"I would certainly expect a CEO of the United Way branch in a large metropolitan area to make a larger salary than someone in a small community with a small staff," said Stallsmith. "It essentially becomes comparable to the size and scope of the fund raising and support effort."
However, the salary of the former executive director at the Charlotte United Way, was, in Stallsmith's opinion, "absurd."
"The person who took over the position with a lower salary appeared to be in the proper compensation range given the responsibilities," he said, adding however, there may be significant details not given to the CBS reporter that provided "some justification for how she was compensated."
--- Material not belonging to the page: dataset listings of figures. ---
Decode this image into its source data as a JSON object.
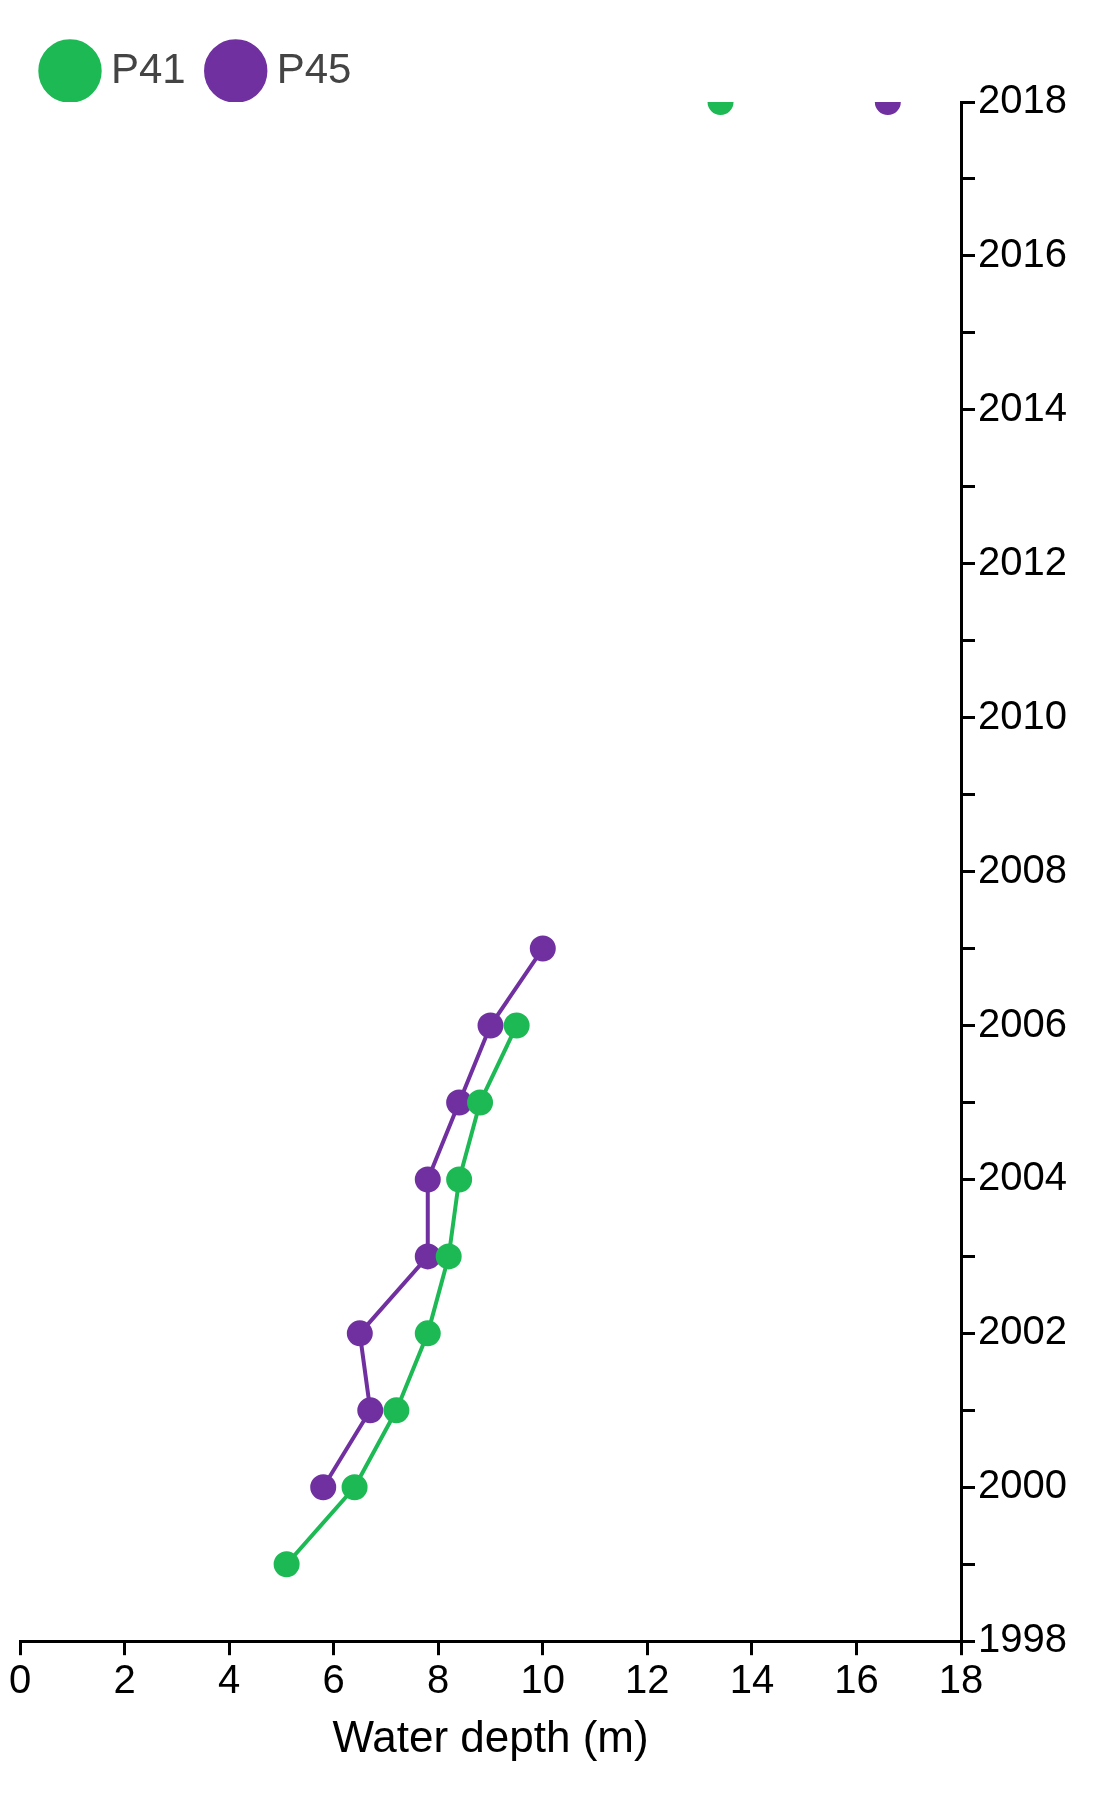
{
  "chart_data": {
    "type": "line",
    "orientation": "horizontal",
    "xlabel": "Water depth (m)",
    "xlim": [
      0,
      18
    ],
    "xticks": [
      0,
      2,
      4,
      6,
      8,
      10,
      12,
      14,
      16,
      18
    ],
    "ylim": [
      1998,
      2018
    ],
    "yticks": [
      1998,
      {
        "value": 1999,
        "label": null
      },
      2000,
      {
        "value": 2001,
        "label": null
      },
      2002,
      {
        "value": 2003,
        "label": null
      },
      2004,
      {
        "value": 2005,
        "label": null
      },
      2006,
      {
        "value": 2007,
        "label": null
      },
      2008,
      {
        "value": 2009,
        "label": null
      },
      2010,
      {
        "value": 2011,
        "label": null
      },
      2012,
      {
        "value": 2013,
        "label": null
      },
      2014,
      {
        "value": 2015,
        "label": null
      },
      2016,
      {
        "value": 2017,
        "label": null
      },
      2018
    ],
    "series": [
      {
        "name": "P41",
        "color": "#1db954",
        "x": [
          1999,
          2000,
          2001,
          2002,
          2003,
          2004,
          2005,
          2006,
          2012,
          2018
        ],
        "values": [
          5.1,
          6.4,
          7.2,
          7.8,
          8.2,
          8.4,
          8.8,
          9.5,
          null,
          13.4
        ]
      },
      {
        "name": "P45",
        "color": "#7030a0",
        "x": [
          2000,
          2001,
          2002,
          2003,
          2004,
          2005,
          2006,
          2007,
          2012,
          2018
        ],
        "values": [
          5.8,
          6.7,
          6.5,
          7.8,
          7.8,
          8.4,
          9.0,
          10.0,
          null,
          16.6
        ]
      }
    ],
    "marker": "circle",
    "line_style": "solid",
    "grid": false,
    "legend": "top left"
  }
}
"On the surface, it certainly sends a very poor message and I am sure in Charlotte, many United Way donors are seeking answers to their questions," he said.
The North Country, said Stallsmith, is fortunate to have a group of local community leaders who "understand what it means to serve, what the expectations are and the responsibilities associated." "The people that I have met on the charitable boards in the North Country take their role very seriously and they do so with a very high sense of ethics and integrity," he said. "Just because one thing occurred at one district, states away, does not make it a common practice nor should it paint a broad picture of United Way in general."
Bernardi agreed, adding the report has "created obvious concerns."
"The idea, from our standpoint, is to let people know that we're very healthy and our salaries are in line with other human service providers in the region. Nobody on the staff is getting a huge salary or bonuses or anything of that nature," said Bernardi, who disclosed the combined annual salary for himself and two other employees of the local organization is approximately $140,000.